Dacre is a hill top village known locally as Dacre Top to distinguish it from Dacre Banks down in the valley close to the River Nidd. The only significant public facilities at Dacre Top are the United Reformed Chapel and its schoolroom and it is clear that the focus of the modern Dacre has moved to the more sheltered settlement of Dacre Banks where the shops, garage, pub, village hall and church are located. The most historic house in Dacre Top is likely to be Dacre Hall. now most obviously Georgian but its origins appear to be medieval or earlier.

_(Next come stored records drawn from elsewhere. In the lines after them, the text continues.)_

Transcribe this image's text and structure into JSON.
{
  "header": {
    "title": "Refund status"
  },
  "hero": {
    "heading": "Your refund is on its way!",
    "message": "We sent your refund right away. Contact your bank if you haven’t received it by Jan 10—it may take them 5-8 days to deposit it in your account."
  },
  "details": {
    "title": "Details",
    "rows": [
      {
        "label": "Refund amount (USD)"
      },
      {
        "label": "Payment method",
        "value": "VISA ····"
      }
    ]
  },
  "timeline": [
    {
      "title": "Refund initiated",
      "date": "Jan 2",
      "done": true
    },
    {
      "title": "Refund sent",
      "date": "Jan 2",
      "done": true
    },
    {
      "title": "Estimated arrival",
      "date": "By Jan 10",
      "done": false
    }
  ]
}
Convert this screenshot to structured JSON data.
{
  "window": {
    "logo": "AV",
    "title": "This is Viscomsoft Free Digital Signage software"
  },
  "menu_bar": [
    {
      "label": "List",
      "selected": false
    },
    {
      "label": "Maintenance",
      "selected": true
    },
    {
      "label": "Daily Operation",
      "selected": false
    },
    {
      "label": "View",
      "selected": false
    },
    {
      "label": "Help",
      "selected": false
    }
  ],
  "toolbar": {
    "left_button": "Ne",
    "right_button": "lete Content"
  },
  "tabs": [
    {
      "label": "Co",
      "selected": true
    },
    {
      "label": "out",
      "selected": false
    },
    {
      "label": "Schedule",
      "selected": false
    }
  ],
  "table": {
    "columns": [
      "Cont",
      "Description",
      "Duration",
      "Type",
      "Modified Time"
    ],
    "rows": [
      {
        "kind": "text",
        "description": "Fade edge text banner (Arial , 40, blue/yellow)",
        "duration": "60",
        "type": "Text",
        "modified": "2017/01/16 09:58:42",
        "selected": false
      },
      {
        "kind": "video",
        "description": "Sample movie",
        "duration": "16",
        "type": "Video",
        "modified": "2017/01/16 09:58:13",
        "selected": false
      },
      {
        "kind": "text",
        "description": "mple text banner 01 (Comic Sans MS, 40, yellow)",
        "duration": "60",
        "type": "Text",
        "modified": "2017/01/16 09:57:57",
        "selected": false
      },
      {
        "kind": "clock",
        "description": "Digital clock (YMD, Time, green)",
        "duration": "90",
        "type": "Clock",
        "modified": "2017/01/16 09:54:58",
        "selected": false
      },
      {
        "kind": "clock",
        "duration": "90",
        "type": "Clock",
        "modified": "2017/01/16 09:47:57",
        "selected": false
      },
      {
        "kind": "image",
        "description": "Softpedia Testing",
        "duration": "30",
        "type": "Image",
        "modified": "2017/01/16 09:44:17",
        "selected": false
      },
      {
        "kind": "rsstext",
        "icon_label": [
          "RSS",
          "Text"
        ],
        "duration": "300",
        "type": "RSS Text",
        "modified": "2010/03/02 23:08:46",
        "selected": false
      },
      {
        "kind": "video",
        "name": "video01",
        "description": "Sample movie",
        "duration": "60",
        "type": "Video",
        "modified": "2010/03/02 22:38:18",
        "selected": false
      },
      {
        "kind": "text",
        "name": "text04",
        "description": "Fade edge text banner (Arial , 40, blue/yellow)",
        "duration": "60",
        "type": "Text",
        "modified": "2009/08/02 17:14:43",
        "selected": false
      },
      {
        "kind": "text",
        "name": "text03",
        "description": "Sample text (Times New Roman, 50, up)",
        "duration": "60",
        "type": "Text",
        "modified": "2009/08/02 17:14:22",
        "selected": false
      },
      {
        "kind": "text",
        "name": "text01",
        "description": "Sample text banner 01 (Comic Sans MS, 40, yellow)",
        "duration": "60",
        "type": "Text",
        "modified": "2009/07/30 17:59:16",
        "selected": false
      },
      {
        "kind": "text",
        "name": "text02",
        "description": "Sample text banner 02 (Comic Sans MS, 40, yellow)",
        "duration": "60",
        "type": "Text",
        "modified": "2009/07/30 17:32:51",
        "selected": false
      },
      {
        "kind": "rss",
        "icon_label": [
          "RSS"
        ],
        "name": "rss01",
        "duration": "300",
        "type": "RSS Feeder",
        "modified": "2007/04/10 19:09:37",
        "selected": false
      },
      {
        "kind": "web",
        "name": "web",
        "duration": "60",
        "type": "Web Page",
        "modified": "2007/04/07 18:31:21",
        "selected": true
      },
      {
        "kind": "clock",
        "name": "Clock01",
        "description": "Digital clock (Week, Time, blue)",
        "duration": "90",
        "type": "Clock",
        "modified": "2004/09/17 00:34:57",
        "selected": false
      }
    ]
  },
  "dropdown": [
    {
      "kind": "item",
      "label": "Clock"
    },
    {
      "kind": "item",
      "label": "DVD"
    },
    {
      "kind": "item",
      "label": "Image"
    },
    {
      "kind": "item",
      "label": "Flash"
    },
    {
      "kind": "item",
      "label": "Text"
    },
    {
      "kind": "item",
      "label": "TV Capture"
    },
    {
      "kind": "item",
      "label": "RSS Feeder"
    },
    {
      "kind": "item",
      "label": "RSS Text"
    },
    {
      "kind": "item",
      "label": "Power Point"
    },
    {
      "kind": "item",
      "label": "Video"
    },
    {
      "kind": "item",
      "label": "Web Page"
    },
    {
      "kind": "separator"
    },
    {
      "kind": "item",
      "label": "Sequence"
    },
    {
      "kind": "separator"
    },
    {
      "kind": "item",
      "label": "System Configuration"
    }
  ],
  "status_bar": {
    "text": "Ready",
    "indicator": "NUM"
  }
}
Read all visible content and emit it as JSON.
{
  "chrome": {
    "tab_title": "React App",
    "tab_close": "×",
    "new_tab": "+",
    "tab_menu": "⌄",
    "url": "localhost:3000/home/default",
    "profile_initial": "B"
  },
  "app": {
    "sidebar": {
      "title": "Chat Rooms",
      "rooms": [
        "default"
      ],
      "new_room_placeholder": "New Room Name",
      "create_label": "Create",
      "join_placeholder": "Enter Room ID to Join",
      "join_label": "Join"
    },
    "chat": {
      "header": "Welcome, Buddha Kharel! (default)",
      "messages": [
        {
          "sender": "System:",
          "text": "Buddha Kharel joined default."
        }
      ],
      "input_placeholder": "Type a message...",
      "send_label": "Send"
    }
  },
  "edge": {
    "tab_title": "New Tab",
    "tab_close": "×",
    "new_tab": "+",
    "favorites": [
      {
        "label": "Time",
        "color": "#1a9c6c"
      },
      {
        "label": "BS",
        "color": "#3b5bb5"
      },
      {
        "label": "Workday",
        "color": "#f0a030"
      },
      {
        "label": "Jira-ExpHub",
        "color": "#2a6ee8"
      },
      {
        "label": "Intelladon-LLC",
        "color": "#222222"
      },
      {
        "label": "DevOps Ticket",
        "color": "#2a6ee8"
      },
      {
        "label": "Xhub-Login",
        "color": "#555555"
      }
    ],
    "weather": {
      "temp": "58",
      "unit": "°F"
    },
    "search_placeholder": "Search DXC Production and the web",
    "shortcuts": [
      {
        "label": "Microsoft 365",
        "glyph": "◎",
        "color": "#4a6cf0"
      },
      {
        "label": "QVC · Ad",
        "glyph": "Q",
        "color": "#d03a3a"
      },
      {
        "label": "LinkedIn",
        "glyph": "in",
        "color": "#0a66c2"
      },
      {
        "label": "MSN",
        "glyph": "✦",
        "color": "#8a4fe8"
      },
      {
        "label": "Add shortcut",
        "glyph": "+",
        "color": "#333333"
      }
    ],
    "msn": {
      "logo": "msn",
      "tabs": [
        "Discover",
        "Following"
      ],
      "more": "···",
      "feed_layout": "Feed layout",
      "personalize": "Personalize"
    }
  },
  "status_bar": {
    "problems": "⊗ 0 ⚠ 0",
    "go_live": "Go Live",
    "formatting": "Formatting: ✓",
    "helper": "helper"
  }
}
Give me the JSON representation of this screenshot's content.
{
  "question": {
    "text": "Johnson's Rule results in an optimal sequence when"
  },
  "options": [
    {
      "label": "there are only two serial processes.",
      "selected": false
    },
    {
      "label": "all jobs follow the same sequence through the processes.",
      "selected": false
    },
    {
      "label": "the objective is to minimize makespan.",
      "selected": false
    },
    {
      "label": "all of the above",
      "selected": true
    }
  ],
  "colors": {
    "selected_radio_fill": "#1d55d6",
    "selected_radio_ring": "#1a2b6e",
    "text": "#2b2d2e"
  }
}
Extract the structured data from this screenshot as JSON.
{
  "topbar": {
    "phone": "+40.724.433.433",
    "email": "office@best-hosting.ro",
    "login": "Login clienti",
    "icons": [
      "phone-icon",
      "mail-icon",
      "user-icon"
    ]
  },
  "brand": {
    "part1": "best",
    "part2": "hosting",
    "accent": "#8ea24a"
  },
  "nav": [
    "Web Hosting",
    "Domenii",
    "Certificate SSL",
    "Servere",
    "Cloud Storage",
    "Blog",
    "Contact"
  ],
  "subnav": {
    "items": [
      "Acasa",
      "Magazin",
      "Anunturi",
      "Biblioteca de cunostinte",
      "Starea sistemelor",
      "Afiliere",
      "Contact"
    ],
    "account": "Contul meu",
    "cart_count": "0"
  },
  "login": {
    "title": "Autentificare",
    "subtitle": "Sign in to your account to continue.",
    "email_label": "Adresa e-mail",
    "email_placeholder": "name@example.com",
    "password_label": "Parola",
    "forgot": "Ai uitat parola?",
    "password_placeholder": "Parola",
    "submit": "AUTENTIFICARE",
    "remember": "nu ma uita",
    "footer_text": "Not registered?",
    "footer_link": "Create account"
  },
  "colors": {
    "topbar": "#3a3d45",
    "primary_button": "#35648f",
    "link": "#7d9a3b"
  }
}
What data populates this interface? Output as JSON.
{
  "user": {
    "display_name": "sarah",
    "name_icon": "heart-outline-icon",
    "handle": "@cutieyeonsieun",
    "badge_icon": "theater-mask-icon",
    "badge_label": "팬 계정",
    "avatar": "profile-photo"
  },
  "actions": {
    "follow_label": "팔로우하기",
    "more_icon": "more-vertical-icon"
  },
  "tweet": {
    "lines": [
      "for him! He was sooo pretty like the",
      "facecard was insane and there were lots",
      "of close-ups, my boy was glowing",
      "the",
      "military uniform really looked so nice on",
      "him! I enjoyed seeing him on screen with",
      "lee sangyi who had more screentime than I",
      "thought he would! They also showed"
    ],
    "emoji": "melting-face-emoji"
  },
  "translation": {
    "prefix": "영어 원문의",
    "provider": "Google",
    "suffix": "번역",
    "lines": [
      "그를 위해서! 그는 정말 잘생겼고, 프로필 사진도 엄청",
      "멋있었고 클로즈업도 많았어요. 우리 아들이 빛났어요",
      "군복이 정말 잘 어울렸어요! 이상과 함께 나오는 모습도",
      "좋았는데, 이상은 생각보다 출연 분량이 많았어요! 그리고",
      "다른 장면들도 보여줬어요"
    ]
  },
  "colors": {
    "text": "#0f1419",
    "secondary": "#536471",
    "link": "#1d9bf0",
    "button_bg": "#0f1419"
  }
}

The move downhill is not only a modern occurrence because there is ample evidence even higher on the ridge above Dacre Top of a number of pre-historic settlements from times when climate was better or when the well drained higher land provided a more congenial environment. There are Neolithic and Bronze Age features and Iron Age hut circles and storage pits. The exploitation of the local iron ore deposits at that time is confirmed by finds of slag, hammer scale and hearths while a geophysical survey suggests that there are still more Celtic discoveries to be made.
There is extensive evidence of medieval iron smelting from the time when Dacre was a grange of Fountains Abbey near Ripon, one of the most prominent Cistercian monasteries in England. There are three miles or more of culverts for water management and many bloomery furnaces and associated features. It also seems that iron smelting continued into the era of blast furnaces for a "Smelt House" is mentioned on a map of 1611 and there is archaeological evidence that confirms it too. "Smelt house" is a term that is commonly encountered in the context of lead smelting but the field evidence here is of iron rather than lead. The evidence cannot yet be considered to be conclusive so the purpose of the smelt house is one of the questions that the project is investigating.
There are also indications of possible activity at other times including the Roman and Viking eras but, as yet, no hard evidence from these periods. It does however raise the prospect of 2000 years of more or less continuous iron making in a part of Nidderdale that has been perceived by many as a purely agricultural area.